Modern technology gives answers in the Trude Espås case
After employing modern technology, the police now believe to know virtually the exact time for the murder of Trude Espås on August 8, 1996.
Previously, the police worked with a time frame of an hour plus or minus as to when the murder of Trude Espås took place. 21 years later, they mean to know the virtually the exact time of the murder, reports TV2.

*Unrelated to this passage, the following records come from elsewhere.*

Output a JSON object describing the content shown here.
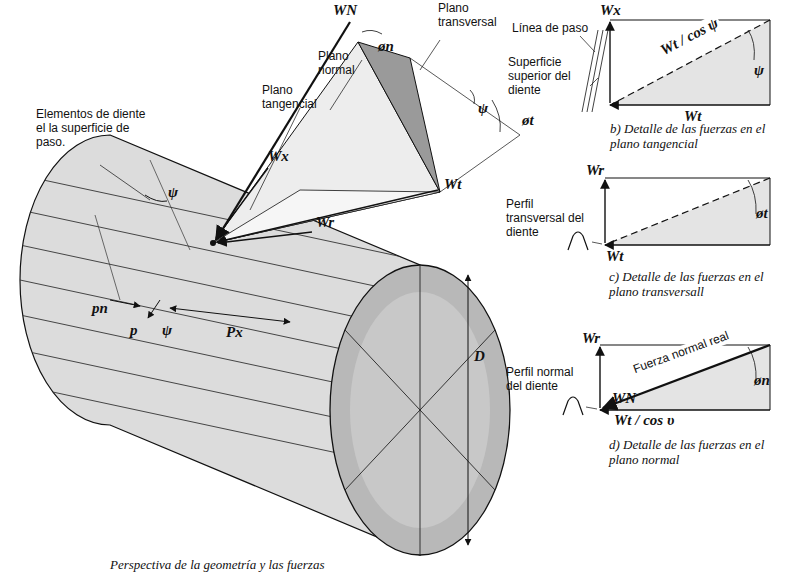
{
  "diagram": {
    "labels": [
      "WN",
      "øn",
      "Plano transversal",
      "Plano normal",
      "øt",
      "ψ",
      "Plano tangencial",
      "Elementos de diente el la superficie de paso.",
      "Wx",
      "ψ",
      "Wr",
      "Wt",
      "ψ",
      "pn",
      "p",
      "Px",
      "D",
      "Perspectiva de la geometría y las fuerzas",
      "Wx",
      "Línea de paso",
      "Wt / cos ψ",
      "ψ",
      "Superficie superior del diente",
      "Wt",
      "b) Detalle de las fuerzas en el plano tangencial",
      "Wr",
      "øt",
      "Perfil transversal del diente",
      "Wt",
      "c) Detalle de las fuerzas en el plano transversall",
      "Wr",
      "øn",
      "Perfil normal del diente",
      "Fuerza normal real",
      "WN",
      "Wt / cos υ",
      "d) Detalle de las fuerzas en el plano normal"
    ]
  }
}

The images from the case have been reviewed and they are re-scanned using current technology, says Kåre Skare Lystad, who is an ICT engineer at the Alesund police department, to the channel.
A recent animation of the speed on ferry from Geiranger along with the review of the pictures has been important in determining the time of murder. The improved information becomes important when Norwegian police will present the murder of Trude Espås in the popular crime show “Aktenzeichen XY ungelöst” on ZDF Wednesday evening. ZDF is one of Germany’s major television channels, the show can be translated as “Case Unresolved”.
Should not be archived
– We know that there were many German tourists in Geiranger on the actual day. Perhaps somebody can identify the German-speaking person we have tried to contact, and there may be someone who possesses image material that can be used, says police inspector Yngve Skovly in Møre og Romsdal police district to TV2.
20-year-old Trude Espås was killed August 8, 1996. The rape and murder of Espås is still unresolved 21 years after the fact. Police inspector Skovly believes they should not give the case up.
– Regular interrogations and ongoing analyzes of the image material are conducted, says Skovly.
Facts about the Espås case. Wikipedia
The Espås case is one of Norway’s most discussed and extensive unresolved murder cases. Trude Espås (born 1975) was raped and killed in Geiranger August 8, 1996. The case has been repeatedly resumed, without result.
Trude Espås disappeared from Geiranger August 8, 1996. She was observed sitting at a viewpoint just outside the city center. The next day a comprehensive exploration campaign was launched. Eleven days later, she was found in a rock fall just outside the center of the Sunnmøre town. This triggered a massive investigation, among which Kripos was involved for several years.
The police’s work was to map all identities and vehicles in Geiranger on the day of the murder. All name sheets from hotels and campsites were collected and all who had used credit cards or observed were filed in police databases. The Police’s problem was that many of the tourists visiting Geiranger could come and disappear without leaving traces that could be linked to their identity.
The case was particularly difficult for the police because Gerianger does not have more than 270 residents, while during the tourist season there may be several thousand in the small village every day. 3100 witnesses from 37 countries have been questioned. So far no one is charged with the murder. A German-speaking male is still sought after and the police believe that this person might be the perpetrator.